Mutated HIV strain detected in Sask.

Researchers have detected highly-prevalent, immune-resistant HIV mutations in Saskatchewan.

The researchers were conducting a study for the BC Centre for Excellence in HIV/AIDS (BC-CfE) and Simon Fraser University. The research was in response to reports in Saskatchewan of unusually rapid progression of HIV to AIDS-defining illnesses in the absence of treatment.

The research revealed genetic mutations in the province.

The study was presented on July 26 at the 2018 AIDS conference in Amsterdam and published in the scientific journal AIDS.

The research shows that HIV strains circulating in Saskatchewan have adapted to evade host immune responses.

These strains are being commonly transmitted, and if left untreated, progress rapidly to AIDS-related illnesses.

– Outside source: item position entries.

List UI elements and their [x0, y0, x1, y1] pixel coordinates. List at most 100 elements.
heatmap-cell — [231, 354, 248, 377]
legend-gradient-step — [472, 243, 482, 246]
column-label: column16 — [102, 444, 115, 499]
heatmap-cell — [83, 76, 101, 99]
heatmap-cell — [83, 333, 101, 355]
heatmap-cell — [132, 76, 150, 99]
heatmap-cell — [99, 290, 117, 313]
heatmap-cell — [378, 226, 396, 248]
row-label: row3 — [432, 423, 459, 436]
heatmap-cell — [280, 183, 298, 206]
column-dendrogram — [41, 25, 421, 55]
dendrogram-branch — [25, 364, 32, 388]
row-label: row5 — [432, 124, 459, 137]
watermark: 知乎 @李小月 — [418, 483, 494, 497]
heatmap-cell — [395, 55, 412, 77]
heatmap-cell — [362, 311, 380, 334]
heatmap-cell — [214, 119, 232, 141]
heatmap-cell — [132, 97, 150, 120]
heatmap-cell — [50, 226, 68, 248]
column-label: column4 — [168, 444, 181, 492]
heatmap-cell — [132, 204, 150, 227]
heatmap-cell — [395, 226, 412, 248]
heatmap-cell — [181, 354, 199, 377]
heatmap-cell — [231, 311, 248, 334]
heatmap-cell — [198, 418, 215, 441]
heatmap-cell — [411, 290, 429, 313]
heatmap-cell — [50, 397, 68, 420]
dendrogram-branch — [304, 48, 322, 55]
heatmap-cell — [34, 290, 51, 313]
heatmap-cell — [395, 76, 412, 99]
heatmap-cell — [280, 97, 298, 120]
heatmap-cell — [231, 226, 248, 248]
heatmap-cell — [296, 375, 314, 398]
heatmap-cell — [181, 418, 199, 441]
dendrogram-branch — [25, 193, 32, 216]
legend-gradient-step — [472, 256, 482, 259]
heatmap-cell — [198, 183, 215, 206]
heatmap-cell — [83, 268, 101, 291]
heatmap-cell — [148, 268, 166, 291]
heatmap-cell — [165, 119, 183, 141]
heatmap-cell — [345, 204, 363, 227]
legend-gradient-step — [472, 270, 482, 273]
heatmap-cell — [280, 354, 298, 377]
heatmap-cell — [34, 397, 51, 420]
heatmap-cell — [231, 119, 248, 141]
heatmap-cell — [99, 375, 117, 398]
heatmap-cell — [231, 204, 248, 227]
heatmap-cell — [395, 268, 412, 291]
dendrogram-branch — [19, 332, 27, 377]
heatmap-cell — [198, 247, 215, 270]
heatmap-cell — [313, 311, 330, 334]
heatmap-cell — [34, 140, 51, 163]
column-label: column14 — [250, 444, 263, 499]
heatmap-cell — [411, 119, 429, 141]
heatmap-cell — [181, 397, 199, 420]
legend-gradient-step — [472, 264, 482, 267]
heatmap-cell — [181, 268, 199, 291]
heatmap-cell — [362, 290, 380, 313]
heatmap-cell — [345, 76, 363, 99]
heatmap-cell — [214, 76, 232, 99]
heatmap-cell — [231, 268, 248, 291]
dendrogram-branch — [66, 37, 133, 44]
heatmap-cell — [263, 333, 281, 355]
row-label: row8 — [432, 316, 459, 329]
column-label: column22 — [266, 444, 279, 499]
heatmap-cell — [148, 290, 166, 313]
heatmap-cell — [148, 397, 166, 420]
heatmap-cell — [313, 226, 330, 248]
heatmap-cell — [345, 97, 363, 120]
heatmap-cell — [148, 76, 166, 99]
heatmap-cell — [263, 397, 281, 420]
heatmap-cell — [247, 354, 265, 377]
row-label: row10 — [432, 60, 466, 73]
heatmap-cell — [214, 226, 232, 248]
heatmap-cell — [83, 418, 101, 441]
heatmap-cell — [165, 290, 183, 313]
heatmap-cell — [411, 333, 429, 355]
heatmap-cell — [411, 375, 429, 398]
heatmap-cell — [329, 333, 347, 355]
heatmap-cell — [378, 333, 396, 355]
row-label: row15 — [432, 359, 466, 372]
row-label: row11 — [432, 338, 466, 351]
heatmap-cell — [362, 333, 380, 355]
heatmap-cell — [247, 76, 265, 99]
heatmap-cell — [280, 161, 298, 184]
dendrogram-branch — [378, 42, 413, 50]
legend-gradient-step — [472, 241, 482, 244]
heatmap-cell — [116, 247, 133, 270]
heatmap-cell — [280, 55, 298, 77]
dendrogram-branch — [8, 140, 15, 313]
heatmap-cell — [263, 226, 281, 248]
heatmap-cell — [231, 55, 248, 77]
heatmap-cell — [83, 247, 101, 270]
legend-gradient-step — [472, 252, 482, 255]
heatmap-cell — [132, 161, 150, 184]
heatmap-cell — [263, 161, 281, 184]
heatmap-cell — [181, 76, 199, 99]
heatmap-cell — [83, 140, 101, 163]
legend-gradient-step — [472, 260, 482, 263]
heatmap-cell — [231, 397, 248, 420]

This is the first molecular epidemiology study of HIV in Saskatchewan and it confirms some of what we have been seeing on the ground,” said Dr. Alex Wong, an infectious disease specialist in Regina with the Saskatchewan Health Authority, researcher at the University of Saskatchewan and an author of the study, in a press release.

Researchers from the centre for excellence, Simon Fraser, the Public Health Agency of Canada (PHAC) and doctors from Saskatchewan, were startled at the prevalence of immune resistance mutations, a press release said.

One mutation was found in more than 80 per cent of Sask. HIV strains, compared with only about 25 per cent of HIV strains found elsewhere in North America.

“The pervasiveness of such mutations is increasing over time,” the press release said.

“More than 98% of the HIV sequences collected in Saskatchewan most recently (between 2015 and 2016) harboured at least one major immune resistance mutation.”

HIV antiretroviral treatment does work as effectively against immune-resistant HIV strains as non-resistant strains. The provincial government recently announced $600,000 to provide universal drug coverage for HIV medications, including antiretroviral therapy.

“The findings of this study are concerning but the good news is, once people get tested, we can get them on life-saving treatment immediately,” said Dr. Zabrina Brumme, Research Scientist with the BC-CfE, Associate Professor in SFU’s Faculty of Health Sciences and the lead author on the study in the press release.

“It is critical for individuals to take action to protect their health, get tested for HIV and access HIV care and treatment immediately following a diagnosis.”

The study compared more than 2,300 anonymized HIV sequences from Saskatchewan with data sets from across the US and Canada. Genetic analysis of the strains found in Canada showed high levels of clustering, which indicates that viruses with similar mutations are frequently and widely transmitted.

“Our finding that immune-resistant HIV strains are being commonly transmitted in Saskatchewan means that it is critical we work together to expand access to HIV testing and treatment,” said Dr. Jeffrey Joy, Research Scientist with the BC-CfE and an author on the study.

“We know that HIV does not stay confined to geographical clusters—it spreads. We need to work together to make HIV testing routine and stigma-free.”

“The discoveries made in this research project are very important for public health purposes as these empower health professionals to better understand transmission dynamics on how HIV is being spread in Saskatchewan,” said Dr. Paul Sandstrom, Director of PHAC’s National HIV and Retrovirology Laboratory and an author on the study.

“This increased understanding will improve the targeting and evaluation of prevention strategies to help stop the spread of the virus.”

HIV rates in Saskatchewan are among the highest in North America. About 80 per cent of infected people self-identify as having Indigenous ancestry.

“These findings add further urgency to addressing the Saskatchewan epidemic, in which infection burden is concentrated among the most marginalized,” said Dr. Julio Montaner, Director of the BC-CfE.

“The global scientific consensus is that HIV treatment should be provided immediately upon diagnosis. We support continued expansion of testing and treatment for HIV in Saskatchewan. Indeed, offering universal access to HIV treatment immediately upon diagnosis has been shown to be a successful and cost-effective treatment as prevention strategy, leading to a consistent decline in HIV/AIDS morbidity and mortality, as well as in new HIV cases.”